Памяти Стэнли Кубрика, великого американского балаганщика
Чистых кровей американец, Кубрик всегда казался сыном премудроковарной Европы. Жизнерадостной штатовской простоте он ответил интеллектуальным развратом «Лолиты» и «Заводного апельсина», новосветскому гигантизму и патриотическому бахвальству — буфонной пацифистской сатирой «Доктор Стрейнджлав, или Как я перестал бояться и полюбил атомную бомбу», дистиллированной ясности голливудских сюжетов — дебрями маргинального подсознания и галактических бездн в «Сиянии» и «2001 год: Космической одиссее». Обозвав его за «Апельсин» «профессором, ставящим порнографию», лучшая американская критикесса Полина Кейл и не представляла, насколько точно сформулировала режиссерское кредо.
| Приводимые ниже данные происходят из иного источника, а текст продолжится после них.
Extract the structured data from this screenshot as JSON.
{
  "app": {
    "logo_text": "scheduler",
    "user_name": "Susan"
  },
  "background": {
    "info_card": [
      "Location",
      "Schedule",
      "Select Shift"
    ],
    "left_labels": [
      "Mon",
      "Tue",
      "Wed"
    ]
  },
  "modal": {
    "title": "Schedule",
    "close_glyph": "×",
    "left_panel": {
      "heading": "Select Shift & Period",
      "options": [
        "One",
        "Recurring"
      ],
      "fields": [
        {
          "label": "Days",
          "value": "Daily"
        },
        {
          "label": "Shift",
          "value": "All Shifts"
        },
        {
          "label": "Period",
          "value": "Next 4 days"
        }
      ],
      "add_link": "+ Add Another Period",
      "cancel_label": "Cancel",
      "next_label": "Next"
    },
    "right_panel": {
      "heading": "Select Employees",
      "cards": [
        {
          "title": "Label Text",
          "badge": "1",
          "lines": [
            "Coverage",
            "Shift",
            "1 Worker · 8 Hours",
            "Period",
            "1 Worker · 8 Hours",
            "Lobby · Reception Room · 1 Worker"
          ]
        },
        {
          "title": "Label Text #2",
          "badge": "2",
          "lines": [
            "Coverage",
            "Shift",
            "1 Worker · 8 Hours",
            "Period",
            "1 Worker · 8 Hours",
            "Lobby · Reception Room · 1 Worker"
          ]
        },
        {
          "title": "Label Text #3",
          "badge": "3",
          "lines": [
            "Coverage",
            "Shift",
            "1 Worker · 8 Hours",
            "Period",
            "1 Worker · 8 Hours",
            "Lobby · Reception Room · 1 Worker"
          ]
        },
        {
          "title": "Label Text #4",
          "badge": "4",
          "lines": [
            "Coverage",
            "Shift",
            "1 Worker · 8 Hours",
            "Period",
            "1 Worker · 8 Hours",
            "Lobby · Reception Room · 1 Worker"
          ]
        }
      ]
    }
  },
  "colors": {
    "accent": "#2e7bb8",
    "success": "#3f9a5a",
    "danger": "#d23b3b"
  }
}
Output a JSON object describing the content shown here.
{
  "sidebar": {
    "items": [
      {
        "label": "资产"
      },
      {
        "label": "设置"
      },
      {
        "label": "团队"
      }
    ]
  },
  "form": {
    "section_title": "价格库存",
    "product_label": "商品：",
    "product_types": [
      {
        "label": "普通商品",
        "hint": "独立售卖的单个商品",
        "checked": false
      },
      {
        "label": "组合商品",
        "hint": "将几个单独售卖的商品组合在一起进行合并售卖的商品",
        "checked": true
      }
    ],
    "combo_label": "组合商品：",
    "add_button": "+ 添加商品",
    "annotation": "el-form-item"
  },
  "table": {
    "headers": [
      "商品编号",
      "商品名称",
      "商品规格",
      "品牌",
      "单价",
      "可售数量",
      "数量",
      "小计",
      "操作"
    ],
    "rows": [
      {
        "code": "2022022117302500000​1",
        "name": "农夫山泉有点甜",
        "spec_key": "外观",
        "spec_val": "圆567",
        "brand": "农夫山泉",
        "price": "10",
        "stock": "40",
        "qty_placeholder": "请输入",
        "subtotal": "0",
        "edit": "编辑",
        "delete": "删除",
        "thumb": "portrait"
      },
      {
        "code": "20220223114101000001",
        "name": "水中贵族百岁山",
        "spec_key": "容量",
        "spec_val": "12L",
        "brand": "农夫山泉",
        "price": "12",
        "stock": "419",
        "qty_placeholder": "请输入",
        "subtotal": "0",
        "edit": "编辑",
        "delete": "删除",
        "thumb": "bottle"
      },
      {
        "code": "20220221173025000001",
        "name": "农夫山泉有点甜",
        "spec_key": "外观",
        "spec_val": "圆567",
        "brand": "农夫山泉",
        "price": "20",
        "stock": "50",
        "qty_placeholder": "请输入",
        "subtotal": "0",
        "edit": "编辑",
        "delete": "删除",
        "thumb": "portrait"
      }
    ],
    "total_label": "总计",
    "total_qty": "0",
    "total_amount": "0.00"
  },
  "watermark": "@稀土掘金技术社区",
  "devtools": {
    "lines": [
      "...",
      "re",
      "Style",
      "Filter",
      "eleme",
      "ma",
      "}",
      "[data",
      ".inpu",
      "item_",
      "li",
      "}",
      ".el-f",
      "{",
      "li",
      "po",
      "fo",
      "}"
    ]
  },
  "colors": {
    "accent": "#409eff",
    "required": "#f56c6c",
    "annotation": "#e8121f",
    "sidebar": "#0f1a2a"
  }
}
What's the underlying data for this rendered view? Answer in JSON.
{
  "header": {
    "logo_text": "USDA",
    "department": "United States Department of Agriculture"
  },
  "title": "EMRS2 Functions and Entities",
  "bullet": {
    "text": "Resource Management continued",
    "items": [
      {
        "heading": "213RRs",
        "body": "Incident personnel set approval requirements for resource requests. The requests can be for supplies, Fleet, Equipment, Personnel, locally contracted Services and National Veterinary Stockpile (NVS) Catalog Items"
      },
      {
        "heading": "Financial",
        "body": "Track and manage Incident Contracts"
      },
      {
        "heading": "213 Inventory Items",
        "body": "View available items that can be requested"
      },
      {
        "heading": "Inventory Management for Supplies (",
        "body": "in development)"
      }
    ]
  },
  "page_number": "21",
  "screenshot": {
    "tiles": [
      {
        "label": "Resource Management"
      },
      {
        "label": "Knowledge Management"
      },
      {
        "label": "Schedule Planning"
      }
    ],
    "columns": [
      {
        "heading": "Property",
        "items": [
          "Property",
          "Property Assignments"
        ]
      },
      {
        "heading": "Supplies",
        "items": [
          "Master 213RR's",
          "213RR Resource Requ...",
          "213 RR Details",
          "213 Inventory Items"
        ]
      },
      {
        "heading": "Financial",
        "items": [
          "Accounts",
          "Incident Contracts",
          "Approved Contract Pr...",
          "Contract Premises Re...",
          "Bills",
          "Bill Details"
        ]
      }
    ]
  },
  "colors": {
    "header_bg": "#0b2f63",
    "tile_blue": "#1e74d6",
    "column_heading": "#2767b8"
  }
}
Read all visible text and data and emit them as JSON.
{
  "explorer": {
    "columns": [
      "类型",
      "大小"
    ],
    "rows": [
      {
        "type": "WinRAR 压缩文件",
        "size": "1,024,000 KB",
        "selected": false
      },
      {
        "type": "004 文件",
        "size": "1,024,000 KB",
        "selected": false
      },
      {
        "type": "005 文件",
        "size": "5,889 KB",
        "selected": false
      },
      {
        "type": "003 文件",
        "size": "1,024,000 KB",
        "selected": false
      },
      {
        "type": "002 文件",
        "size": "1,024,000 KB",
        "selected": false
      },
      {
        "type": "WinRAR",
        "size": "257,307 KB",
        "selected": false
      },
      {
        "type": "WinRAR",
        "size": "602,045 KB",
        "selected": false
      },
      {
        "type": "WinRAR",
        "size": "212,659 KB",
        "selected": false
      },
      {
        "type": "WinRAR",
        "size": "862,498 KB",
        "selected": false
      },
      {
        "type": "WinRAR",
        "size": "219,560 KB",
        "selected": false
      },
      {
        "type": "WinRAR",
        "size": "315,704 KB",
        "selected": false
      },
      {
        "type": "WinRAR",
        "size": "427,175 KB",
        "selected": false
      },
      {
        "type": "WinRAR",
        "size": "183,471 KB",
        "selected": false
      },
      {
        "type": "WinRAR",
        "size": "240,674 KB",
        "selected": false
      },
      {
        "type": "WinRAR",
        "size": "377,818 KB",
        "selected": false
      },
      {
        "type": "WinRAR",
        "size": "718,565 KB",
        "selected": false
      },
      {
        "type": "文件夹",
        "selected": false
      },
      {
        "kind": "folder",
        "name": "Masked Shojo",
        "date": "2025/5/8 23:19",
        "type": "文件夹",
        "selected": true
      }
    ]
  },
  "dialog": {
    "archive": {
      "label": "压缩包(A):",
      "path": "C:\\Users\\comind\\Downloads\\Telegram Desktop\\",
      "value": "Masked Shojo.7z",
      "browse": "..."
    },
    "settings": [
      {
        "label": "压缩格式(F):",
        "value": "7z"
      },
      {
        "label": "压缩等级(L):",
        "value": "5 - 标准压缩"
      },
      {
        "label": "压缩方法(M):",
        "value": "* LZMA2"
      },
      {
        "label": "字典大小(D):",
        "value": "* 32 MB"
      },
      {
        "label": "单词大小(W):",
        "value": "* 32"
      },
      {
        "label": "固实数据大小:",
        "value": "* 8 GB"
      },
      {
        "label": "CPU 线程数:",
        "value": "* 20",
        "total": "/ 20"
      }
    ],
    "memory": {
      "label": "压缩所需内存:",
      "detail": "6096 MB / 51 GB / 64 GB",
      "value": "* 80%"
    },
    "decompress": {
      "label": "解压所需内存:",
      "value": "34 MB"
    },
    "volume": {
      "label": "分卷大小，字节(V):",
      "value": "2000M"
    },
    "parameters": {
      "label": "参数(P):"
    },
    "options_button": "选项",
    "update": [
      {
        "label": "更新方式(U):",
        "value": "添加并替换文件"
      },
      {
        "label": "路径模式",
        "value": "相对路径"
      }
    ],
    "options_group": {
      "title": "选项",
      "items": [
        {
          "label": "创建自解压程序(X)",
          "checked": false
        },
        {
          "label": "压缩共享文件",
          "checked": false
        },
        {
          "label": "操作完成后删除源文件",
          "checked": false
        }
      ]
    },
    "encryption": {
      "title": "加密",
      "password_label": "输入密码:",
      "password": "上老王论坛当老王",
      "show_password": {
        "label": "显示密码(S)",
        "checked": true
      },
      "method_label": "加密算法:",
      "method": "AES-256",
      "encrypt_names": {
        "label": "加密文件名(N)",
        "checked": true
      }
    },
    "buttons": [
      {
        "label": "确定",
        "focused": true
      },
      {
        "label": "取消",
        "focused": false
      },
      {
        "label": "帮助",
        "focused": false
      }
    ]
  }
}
Кубрик всю жизнь высокохудожественно эпатировал новейшее — не аристократическое, а плебейское — лицемерие, вырезая дыры на женской блузке, даря сентиментальнейшую арию «Singing in the Rain» изощренному садисту, передразнивая в атомной мистерии книгу Карнеги «Как перестать беспокоиться и начать жить» и протаскивая под видом научной фантастики развернутую метафору психоделического путешествия. Он раздавал суперзвездные роли дискриминируемым британским артистам — Макдауэллу в «Апельсине», Селлерсу в «Стрейнджлаве», Оливье в «Спартаке». Экранизировал извращенных софистов Набокова, Теккерея, Кинга и Антони Берджесса (Набоков с его подачи даже номинировался на «Оскар» — звучит как «Оскар» Шекспиру). Показал, что и классической музыкой можно пытать, что и педофил бывает прекрасен и тонок, что наркота — это красиво и аудиовизуально, а война — смесь окопной слякоти со штабной демагогией.
В «Истории кино» Скорсезе говорил о непредсказуемой участи голливудских строптивцев: одних киноиндустрия переваривает и сплевывает — другие меняют ее саму и Америку в целом. Кубрик перелицевал Америку. «Тропы славы» изваляли в верденской грязи всю милитаристскую риторику 40 — 50-х. Снятый за гроши в дощатом павильоне «Доктор Стрейнджлав» стал антиманифестом бит-поколения. «Лолита» подстегнула сексуальную революцию. «Сияние» с «Космической одиссеей» спровоцировали интерес к иррациональному, езду в незнаемое, манию изучения человеческих маний. В регулярные справочники «100 ключевых фильмов десятилетия» включены шесть подряд картин Кубрика с 57-го по 71-й год — от «Троп славы» до «Заводного апельсина». Такого стабильного признания не удостаивались ни Хичкок, ни Капра, ни Коппола — один Спилберг, да и тот с изъятиями.
Эти 14 лет были годами другой Америки. Рок-н-ролла, а не гамбургеров, университетов, а не бензоколонок, романистов, а не генералов с бюргерскими фамилиями. Страна вернулась в колею, избрав президентом ограниченного ковбоя, которого карикатуристы не раз изображали в стэтсоне верхом на бомбе — так, как на ней катался майор Т. Дж. Кинг-Конг в «Докторе Стрейнджлаве». «Вся воля мира не в силах изменить судьбы», — написал позже Коппола на плакате третьего «Крестного отца». Преобразить национальное сознание несколькими двухчасовыми бобинами пленки невозможно. И все-таки без новопреставленного Стэнли Кубрика и дюжины его картин Америка, уже 50 лет радостно бомбящая цветной мир из высших цивилизаторских побуждений, а белым предлагающая семью, кока-колу и бег трусцой в качестве панацеи от всех напастей, и вовсе превратилась бы в оазис улыбчивых и в меру упитанных приматов.
А так ничего, даже кое-какие лица попадаются.